For respondents who viewed the CDC website in May, the global test was non-significant (p = .681) indicating symmetric responses (i.e., the number of respondents who changed from one option to another was not significantly different than the converse). For respondents who viewed the RRT tool in May, the overall test was significant, and there was a medium effect size (p = .001, g = .23, 95% CI [.17, .35]) indicating a lack of symmetry80. This effect can be seen in the non-symmetric responses pre and post exposure to the RRT in Fig. 6. Post-hoc pairwise symmetry tests were conducted to determine between which subgroups there was a significant change, and adjusted p-values were calculated using the Benjamini-Hochberg procedure. In May, the pairwise tests showed a significant change from “COVID-19 infection and vaccination are equally risky” to “COVID-19 infection” (p = .010) as well as from “I don’t know” to “COVID-19 infection” (p = .010). In November, the global test for symmetry was statistically significant, and there was a medium effect size (p < .001, g = .16, 95% CI [.11, .23]). The post-hoc tests indicated that there were significant changes from “COVID-19 infection and vaccination are equally risky” to “COVID-19 infection” (p = .043), from “I don’t know” to “COVID-19 infection” (p = .012), and from “Vaccination is more risky” to “COVID-19 infection and vaccination are equally risky” (p = .043). See Supplementary Table 2 for all p-values.

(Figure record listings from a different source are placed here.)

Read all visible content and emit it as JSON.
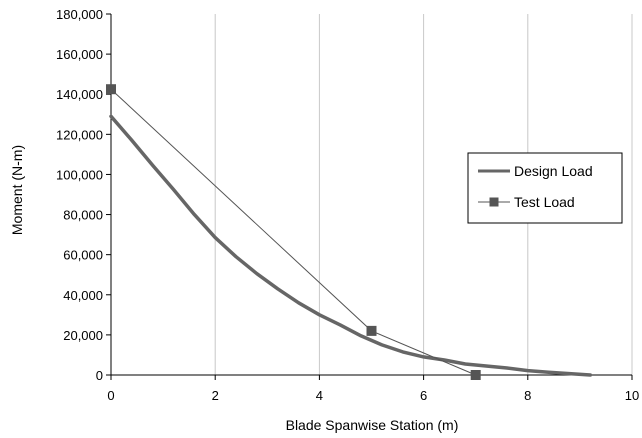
{
  "chart_data": {
    "type": "line",
    "xlabel": "Blade Spanwise Station (m)",
    "ylabel": "Moment (N-m)",
    "xlim": [
      0,
      10
    ],
    "ylim": [
      0,
      180000
    ],
    "x_ticks": [
      0,
      2,
      4,
      6,
      8,
      10
    ],
    "x_tick_labels": [
      "0",
      "2",
      "4",
      "6",
      "8",
      "10"
    ],
    "y_ticks": [
      0,
      20000,
      40000,
      60000,
      80000,
      100000,
      120000,
      140000,
      160000,
      180000
    ],
    "y_tick_labels": [
      "0",
      "20,000",
      "40,000",
      "60,000",
      "80,000",
      "100,000",
      "120,000",
      "140,000",
      "160,000",
      "180,000"
    ],
    "grid": "vertical",
    "legend_position": "right",
    "series": [
      {
        "name": "Design Load",
        "style": "thick-line",
        "color": "#666666",
        "x": [
          0,
          0.4,
          0.8,
          1.2,
          1.6,
          2.0,
          2.4,
          2.8,
          3.2,
          3.6,
          4.0,
          4.4,
          4.8,
          5.2,
          5.6,
          6.0,
          6.4,
          6.8,
          7.2,
          7.6,
          8.0,
          8.4,
          8.8,
          9.2
        ],
        "y": [
          129000,
          117000,
          104500,
          92500,
          80000,
          68500,
          59000,
          50500,
          43000,
          36000,
          30000,
          25000,
          19500,
          15000,
          11500,
          9000,
          7500,
          5500,
          4500,
          3500,
          2200,
          1400,
          700,
          0
        ]
      },
      {
        "name": "Test Load",
        "style": "line-square-markers",
        "color": "#555555",
        "x": [
          0,
          5,
          7
        ],
        "y": [
          142500,
          22000,
          0
        ]
      }
    ]
  },
  "legend": {
    "items": [
      "Design Load",
      "Test Load"
    ]
  }
}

Figure 6 shows the distribution of responses before and after the educational RRT intervention. In May, 48.8% (95% CI [43.9, 53.6]) of participants thought infection was riskier than vaccination before seeing the RRT, and this changed to 62.0% (95% CI [55.3, 68.3]) post-exposure. In November, 54.5% (95% CI [50.5, 58.4]) thought infection was riskier than vaccination before seeing the RRT, and this changed to 61.6% (95% CI [57.7, 65.4]) post-exposure.

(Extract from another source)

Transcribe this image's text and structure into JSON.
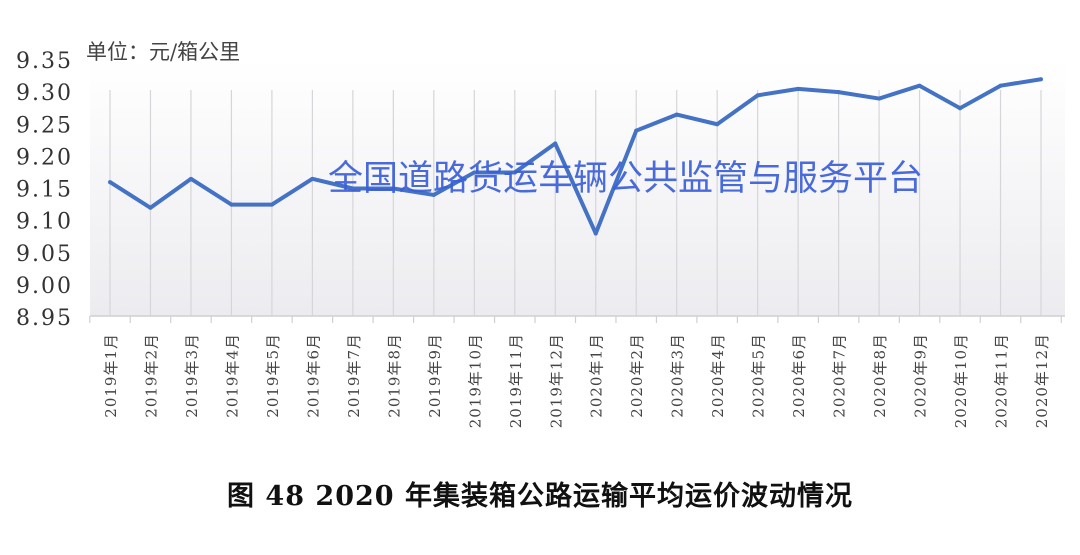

RRT increased intent to accept vaccination. Before and after seeing information from either the CDC or RRT, we asked participants to rate their future intent to be vaccinated (Fig. 7). People who were already up to date on vaccinations were asked if they would get an additional booster if it was recommended.
After seeing the CDC information, the percentage of people who claimed they would “definitely not” be vaccinated decreased from 25.3% (95% CI [21.2, 29.7]) to 16.1% (95% CI [11.6, 22.0]). No one changed their mind to “No, definitely not” after seeing CDC information about side effects and efficacy. The McNemar-Bowker test indicated a global lack of symmetry, and there was a medium effect size (p = .004, g = .23, 95% CI [.17, .36]). Movement between subgroups “No, definitely not” and “Unsure, lean no” was not symmetric (p = .004) with people changing their mind from “No, definitely not” to “Unsure, lean no” but not vice versa.
Figure 7 also shows participants’ intent to be vaccinated before and after seeing the RRT. Before seeing the RRT in May, 25.3% (95% CI [21.2, 29.7]) would definitely not be vaccinated, and after seeing the RRT, this decreased to 16.3% (95% CI [11.9, 22.0]). Before seeing the RRT in November, 25.2% (95% CI [21.9, 28.8]) would definitely not be vaccinated, and after seeing the RRT this decreased to 15.4% (95% CI [12.8, 18.5]). According to a global McNemar-Bowker test, the changes in responses before and after seeing the RRT in May were not symmetric, and there was a large effect size (p < .001, g = .28, 95% CI [.20, .39]). In May, responses were not symmetric with movement from “No, definitely not” to “Unsure, lean yes” (p = .013) and “Unsure, lean no” to “Unsure, lean yes” (p = .009). In November, the responses before and after seeing the RRT were not symmetric, and there was a medium effect size (p < .001, g = .22, 95% CI [.18, .29]). There were significant changes from subgroups “No, definitely not” to “Unsure, lean yes” (p < .001) and “No, definitely not” to “Unsure, lean no” (p < .001) and from “Unsure, lean no” to “Unsure, lean yes” (p < .001). Supplementary Table 4 includes all adjusted p-values.